Starting today at elevations at or above 11,000 feet, the overnight temperatures will rise above freezing and stay there, meaning…

The Thaw has finally started at PCT/JMT cruise altitudes!

Without the ability to re-freeze at night, the snowpack will probably not hold your weight out in heavy sunlight-exposed areas and postholing may become a “wallow-fest.” Choose over-snow routes under shady cover of trees for the best flotation without postholing.

The pack at these higher elevations will start settling, melting, and consolidating at a very fast rate, possibly dropping 2-6 inches a day in depth. Where compressed under multiple footprints, it can pack-up and solidify into a descent boot-track, but where it’s able to do that depends on factors of wind and radiant heat (or lack there of) from boulders below or underneath it. Where it does or doesn’t may be completely unpredictable, so be constantly evaluating what your standing on and walking over – with each footstep. One step may be able to hold your weight, while the next may not.

🥾The snow will be super-slippery as it thaws out, turns slushy, and melts into flowing waters over dirt and granite on its way to the nearest creek, so don’t get hasty about your foot placements!
🥾Learn to “heel-plunge” or glissade where you can straight down slopes.
🥾Utilize the edges of your shoe’s soles to hold you to traverses.
🥾 Anticipate that your traction devices may fill with snow and become useless at best or skis at worst.
🥾Cornices are going to start falling off the ridges beside and above you, as you sojourn through the High Sierra canyons, starting wet slough avalanches when they impact the steep slopes below them. Look Up, watch for them, and avoid being below all cornices at this early stage of the Thaw at these high elevations above 11,000 feet.
🥾The steep snowpack up by the passes will be getting so wet and heavy that it will be, literally, liquifying right before your eyes! If you see “roller balls” or “pinwheels” spontaneously releasing from the slopes above you and rolling down the mountainsides, seriously consider not going that way. The addition of your own body weight may be enough, especially if you are traversing across steep, wet snow, to release an entire slope and you’ll be, suddenly, riding a heavy, slow-moving avalanche (or getting buried by it).
🥾If your chosen route is not over solid ground, like the trail, itself, but could be over a massive, air-filled, boulder field on the way up to a pass, any postholing under the heat of Thaw conditions could plunge more of your entire body, than just a leg, into air space between boulders beneath you and severe injury could result. Stay on established boot-tracks.
🥾As the snowpack endures an intense Thaw with lots of ambient heat, direct sunlight, radiated heat from boulders in the pack, warm winds under and over it, and, perhaps, little cloud cover, it will become incohesive, lose all is bonds to itself, and move in all directions at any time. Not only is traction extremely important to maintain, but balance over both feet, utilizing two poles with snow baskets, will often become the only technique preventing you from slipping, falling, and tumbling down the mountainside, maybe injuring something along the way.

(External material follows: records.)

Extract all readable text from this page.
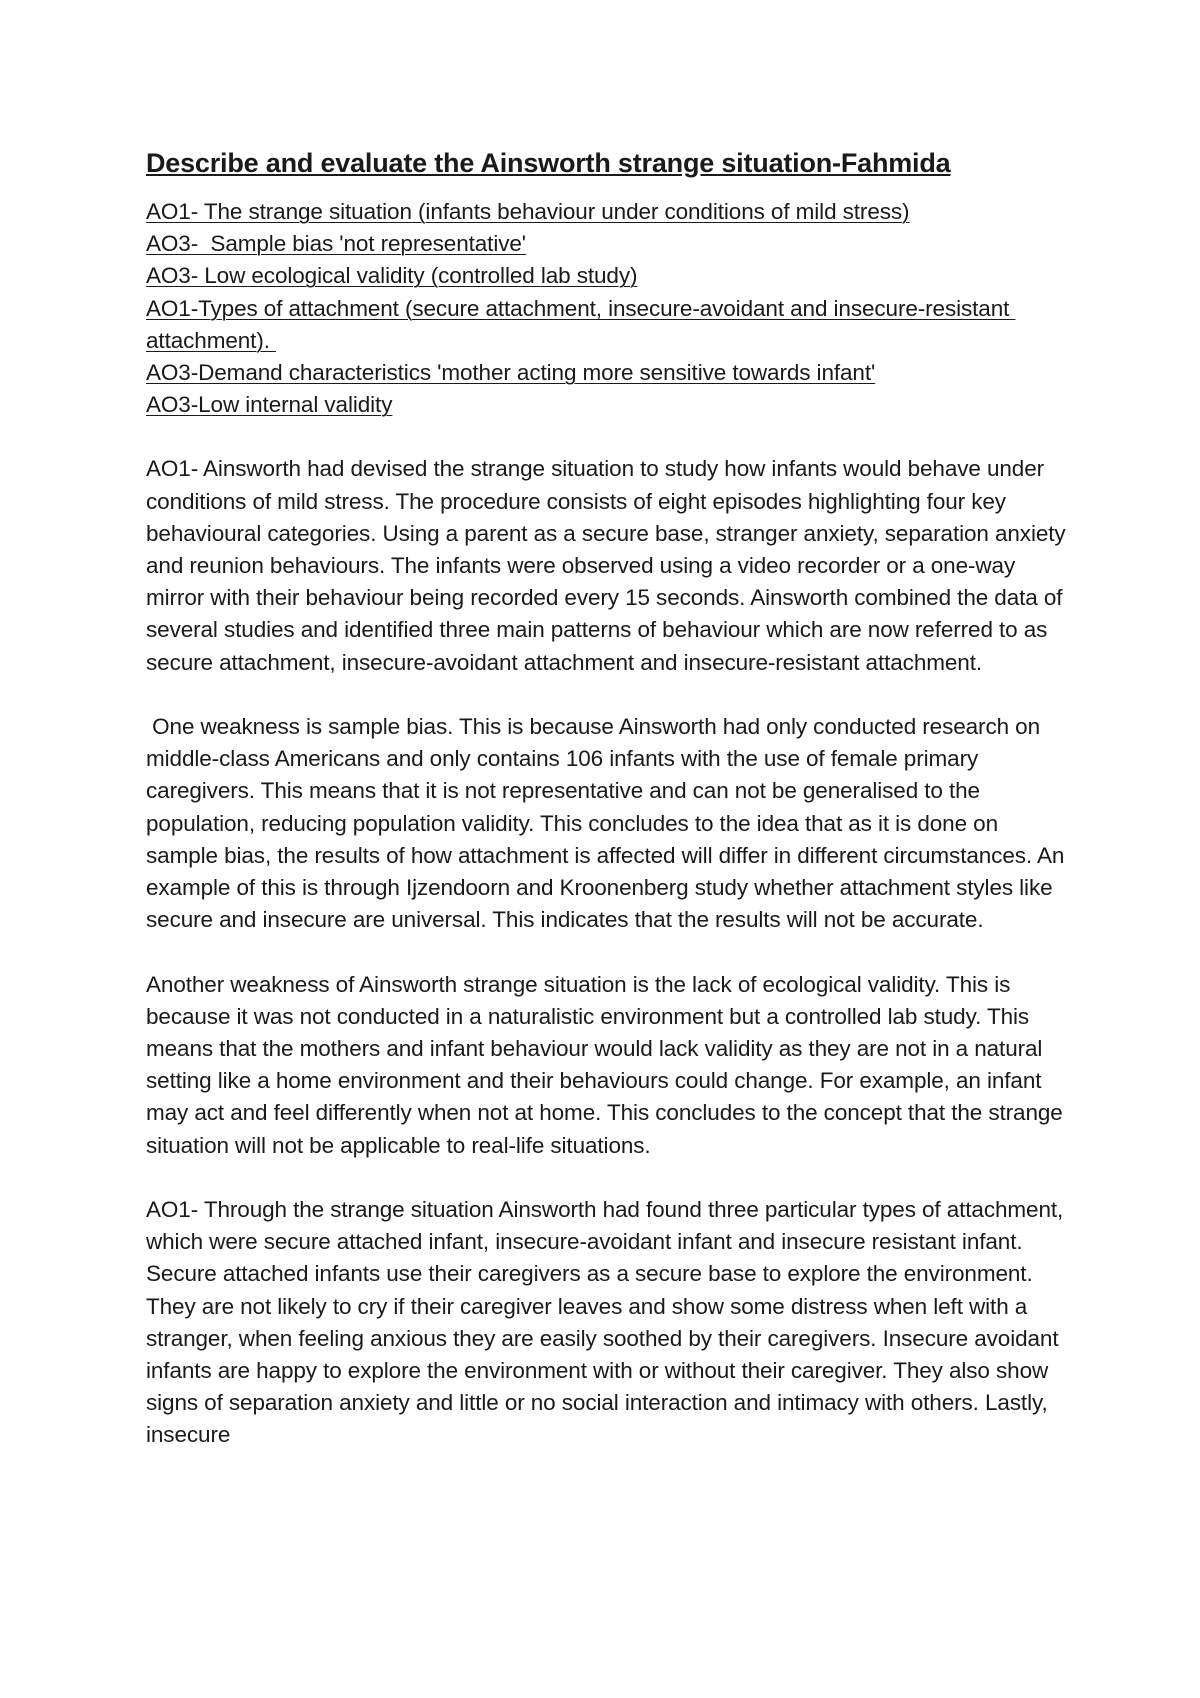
Describe and evaluate the Ainsworth strange situation-Fahmida
AO1- The strange situation (infants behaviour under conditions of mild stress)
AO3-  Sample bias 'not representative'
AO3- Low ecological validity (controlled lab study)
AO1-Types of attachment (secure attachment, insecure-avoidant and insecure-resistant attachment).
AO3-Demand characteristics 'mother acting more sensitive towards infant'
AO3-Low internal validity

AO1- Ainsworth had devised the strange situation to study how infants would behave under conditions of mild stress. The procedure consists of eight episodes highlighting four key behavioural categories. Using a parent as a secure base, stranger anxiety, separation anxiety and reunion behaviours. The infants were observed using a video recorder or a one-way mirror with their behaviour being recorded every 15 seconds. Ainsworth combined the data of several studies and identified three main patterns of behaviour which are now referred to as secure attachment, insecure-avoidant attachment and insecure-resistant attachment.

One weakness is sample bias. This is because Ainsworth had only conducted research on middle-class Americans and only contains 106 infants with the use of female primary caregivers. This means that it is not representative and can not be generalised to the population, reducing population validity. This concludes to the idea that as it is done on sample bias, the results of how attachment is affected will differ in different circumstances. An example of this is through Ijzendoorn and Kroonenberg study whether attachment styles like secure and insecure are universal. This indicates that the results will not be accurate.

Another weakness of Ainsworth strange situation is the lack of ecological validity. This is because it was not conducted in a naturalistic environment but a controlled lab study. This means that the mothers and infant behaviour would lack validity as they are not in a natural setting like a home environment and their behaviours could change. For example, an infant may act and feel differently when not at home. This concludes to the concept that the strange situation will not be applicable to real-life situations.

AO1- Through the strange situation Ainsworth had found three particular types of attachment, which were secure attached infant, insecure-avoidant infant and insecure resistant infant. Secure attached infants use their caregivers as a secure base to explore the environment. They are not likely to cry if their caregiver leaves and show some distress when left with a stranger, when feeling anxious they are easily soothed by their caregivers. Insecure avoidant infants are happy to explore the environment with or without their caregiver. They also show signs of separation anxiety and little or no social interaction and intimacy with others. Lastly, insecure
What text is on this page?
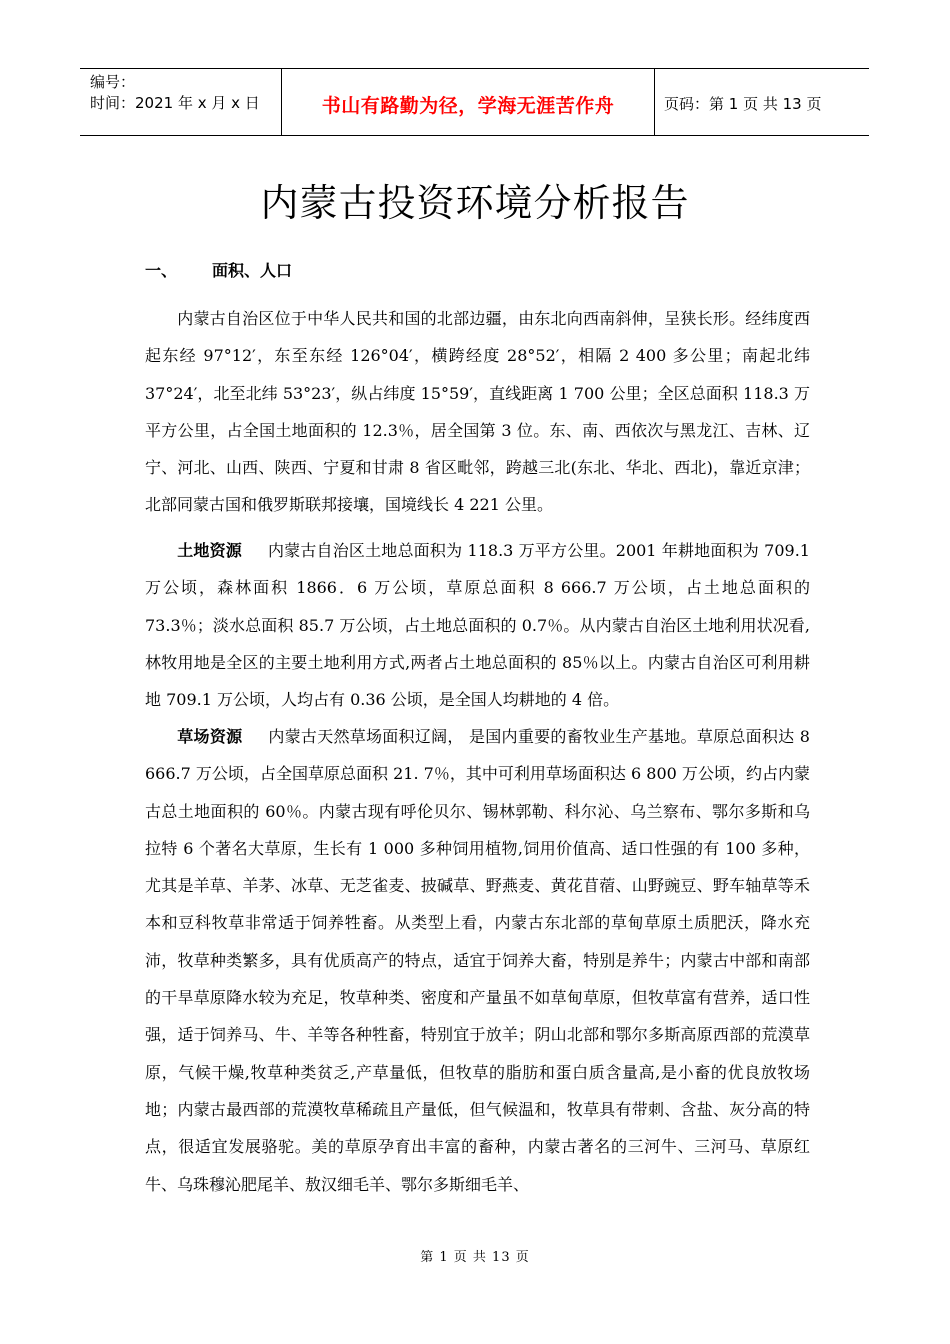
编号：
时间：2021 年 x 月 x 日	书山有路勤为径，学海无涯苦作舟	页码：第 1 页 共 13 页
内蒙古投资环境分析报告
一、	面积、人口

内蒙古自治区位于中华人民共和国的北部边疆，由东北向西南斜伸，呈狭长形。经纬度西起东经 97°12′，东至东经 126°04′，横跨经度 28°52′，相隔 2 400 多公里；南起北纬 37°24′，北至北纬 53°23′，纵占纬度 15°59′，直线距离 1 700 公里；全区总面积 118.3 万平方公里，占全国土地面积的 12.3％，居全国第 3 位。东、南、西依次与黑龙江、吉林、辽宁、河北、山西、陕西、宁夏和甘肃 8 省区毗邻，跨越三北(东北、华北、西北)，靠近京津；北部同蒙古国和俄罗斯联邦接壤，国境线长 4 221 公里。

土地资源 内蒙古自治区土地总面积为 118.3 万平方公里。2001 年耕地面积为 709.1 万公顷，森林面积 1866．6 万公顷，草原总面积 8 666.7 万公顷，占土地总面积的 73.3％；淡水总面积 85.7 万公顷，占土地总面积的 0.7％。从内蒙古自治区土地利用状况看,林牧用地是全区的主要土地利用方式,两者占土地总面积的 85％以上。内蒙古自治区可利用耕地 709.1 万公顷，人均占有 0.36 公顷，是全国人均耕地的 4 倍。

草场资源 内蒙古天然草场面积辽阔， 是国内重要的畜牧业生产基地。草原总面积达 8 666.7 万公顷，占全国草原总面积 21. 7％，其中可利用草场面积达 6 800 万公顷，约占内蒙古总土地面积的 60％。内蒙古现有呼伦贝尔、锡林郭勒、科尔沁、乌兰察布、鄂尔多斯和乌拉特 6 个著名大草原，生长有 1 000 多种饲用植物,饲用价值高、适口性强的有 100 多种，尤其是羊草、羊茅、冰草、无芝雀麦、披碱草、野燕麦、黄花苜蓿、山野豌豆、野车轴草等禾本和豆科牧草非常适于饲养牲畜。从类型上看，内蒙古东北部的草甸草原土质肥沃，降水充沛，牧草种类繁多，具有优质高产的特点，适宜于饲养大畜，特别是养牛；内蒙古中部和南部的干旱草原降水较为充足，牧草种类、密度和产量虽不如草甸草原，但牧草富有营养，适口性强，适于饲养马、牛、羊等各种牲畜，特别宜于放羊；阴山北部和鄂尔多斯高原西部的荒漠草原，气候干燥,牧草种类贫乏,产草量低，但牧草的脂肪和蛋白质含量高,是小畜的优良放牧场地；内蒙古最西部的荒漠牧草稀疏且产量低，但气候温和，牧草具有带刺、含盐、灰分高的特点，很适宜发展骆驼。美的草原孕育出丰富的畜种，内蒙古著名的三河牛、三河马、草原红牛、乌珠穆沁肥尾羊、敖汉细毛羊、鄂尔多斯细毛羊、

第 1 页 共 13 页
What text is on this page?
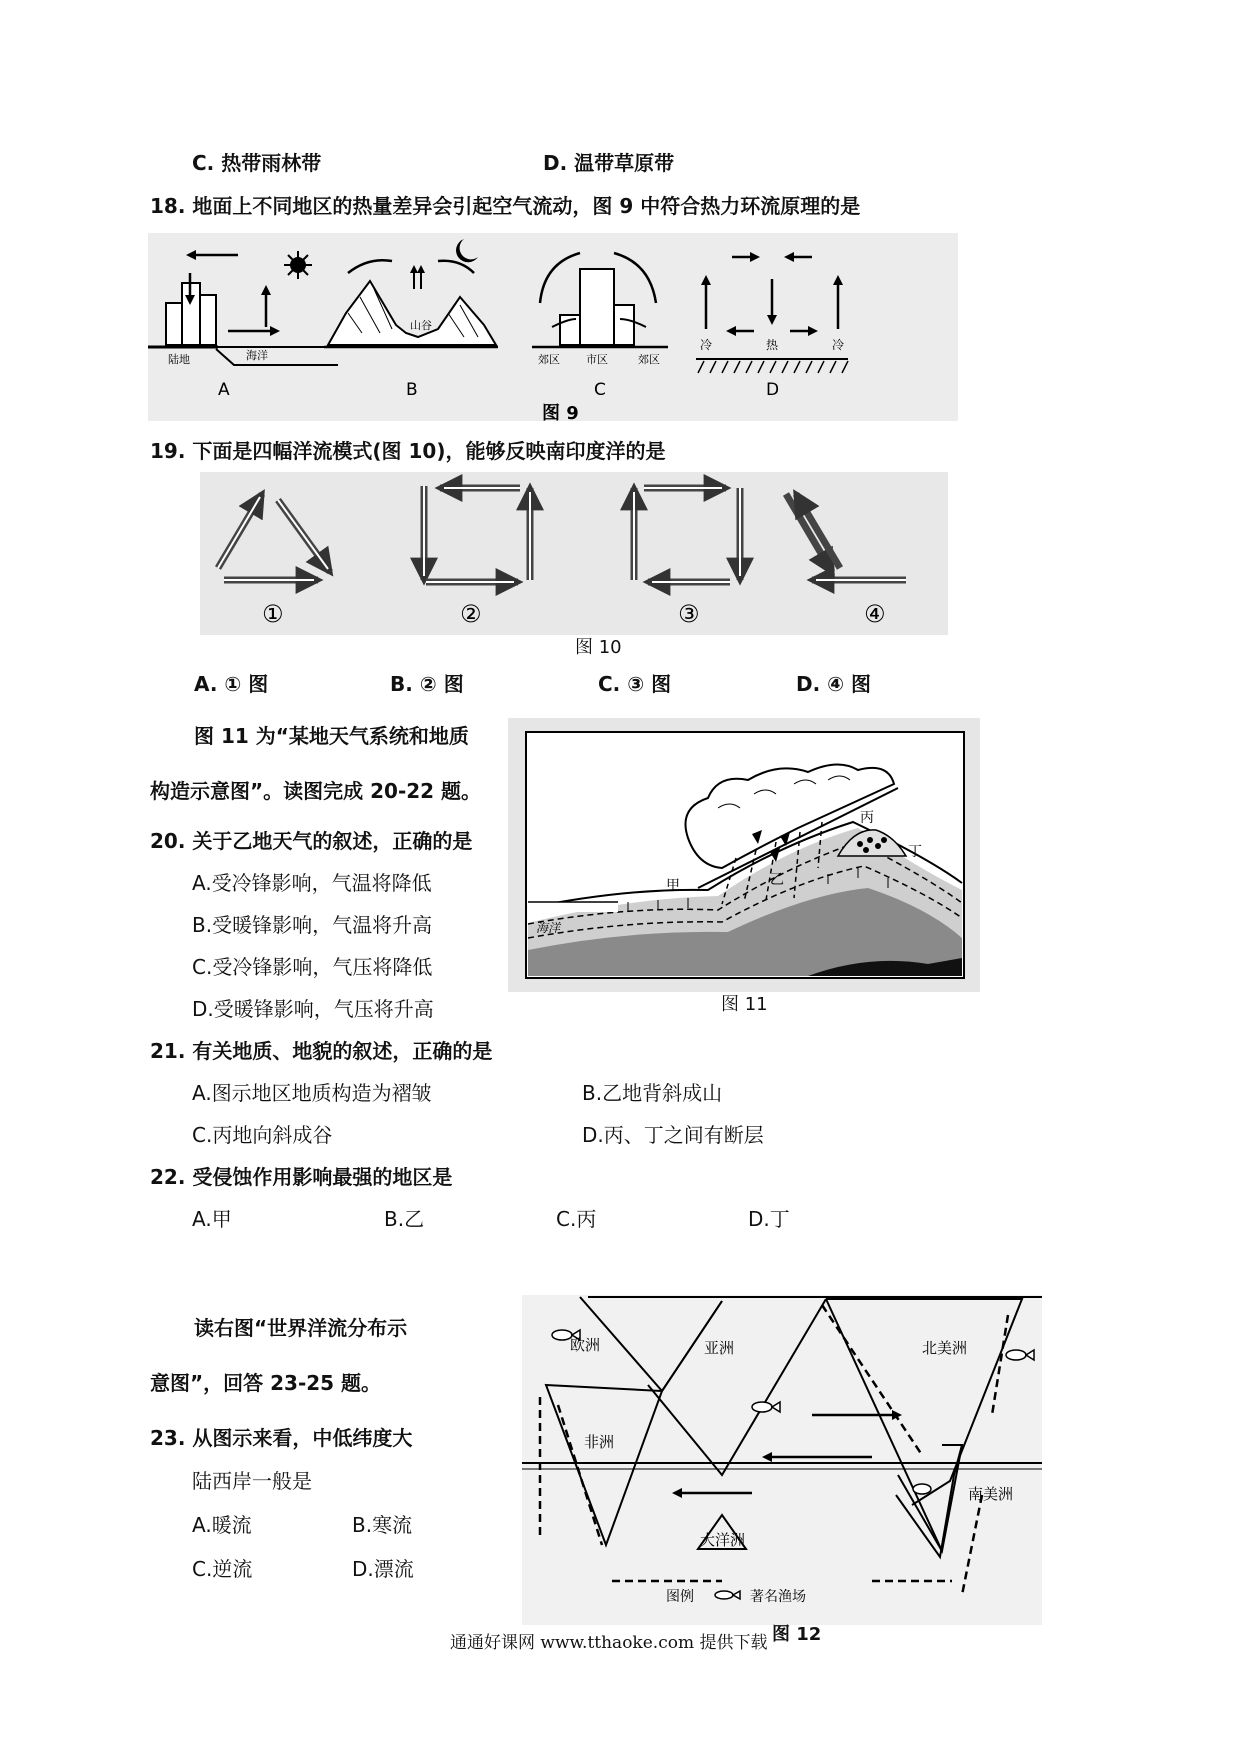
C. 热带雨林带	D. 温带草原带
18. 地面上不同地区的热量差异会引起空气流动，图 9 中符合热力环流原理的是
陆地	海洋
A
山谷
B
郊区 市区	郊区
C
冷	热	冷
D
图 9
19. 下面是四幅洋流模式(图 10)，能够反映南印度洋的是
①	②	③	④
图 10
A. ① 图	B. ② 图	C. ③ 图	D. ④ 图
图 11 为“某地天气系统和地质
构造示意图”。读图完成 20-22 题。
海洋
丙
丁
甲	乙
图 11
20. 关于乙地天气的叙述，正确的是
A.受冷锋影响，气温将降低
B.受暖锋影响，气温将升高
C.受冷锋影响，气压将降低
D.受暖锋影响，气压将升高
21. 有关地质、地貌的叙述，正确的是
A.图示地区地质构造为褶皱	B.乙地背斜成山
C.丙地向斜成谷	D.丙、丁之间有断层
22. 受侵蚀作用影响最强的地区是
A.甲	B.乙	C.丙	D.丁
读右图“世界洋流分布示
意图”，回答 23-25 题。
23. 从图示来看，中低纬度大
陆西岸一般是
A.暖流	B.寒流
C.逆流	D.漂流
欧洲	亚洲	北美洲
非洲
南美洲
大洋洲
图例	著名渔场
图 12
通通好课网 www.tthaoke.com 提供下载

Don’t make hasty moves on slippery surfaces, even if others have been able to do so. You are different (weight, manner of step placement, type and amount of traction, availability of edges on your shoes, the ability to keep each foot’s pressure evenly distributed across its imprint, etc.).

Remember, self-arrest devices don’t work in soft snow!

The Sierra Thaw is “on” in the High Sierra!
(And I didn’t even begin to talk about the greatest danger at this time – the torrential creek crossings!)

[photo relevance: when the snow gets so “rotten,” even snowshoes may not give you enough flotation to stay on its surface!]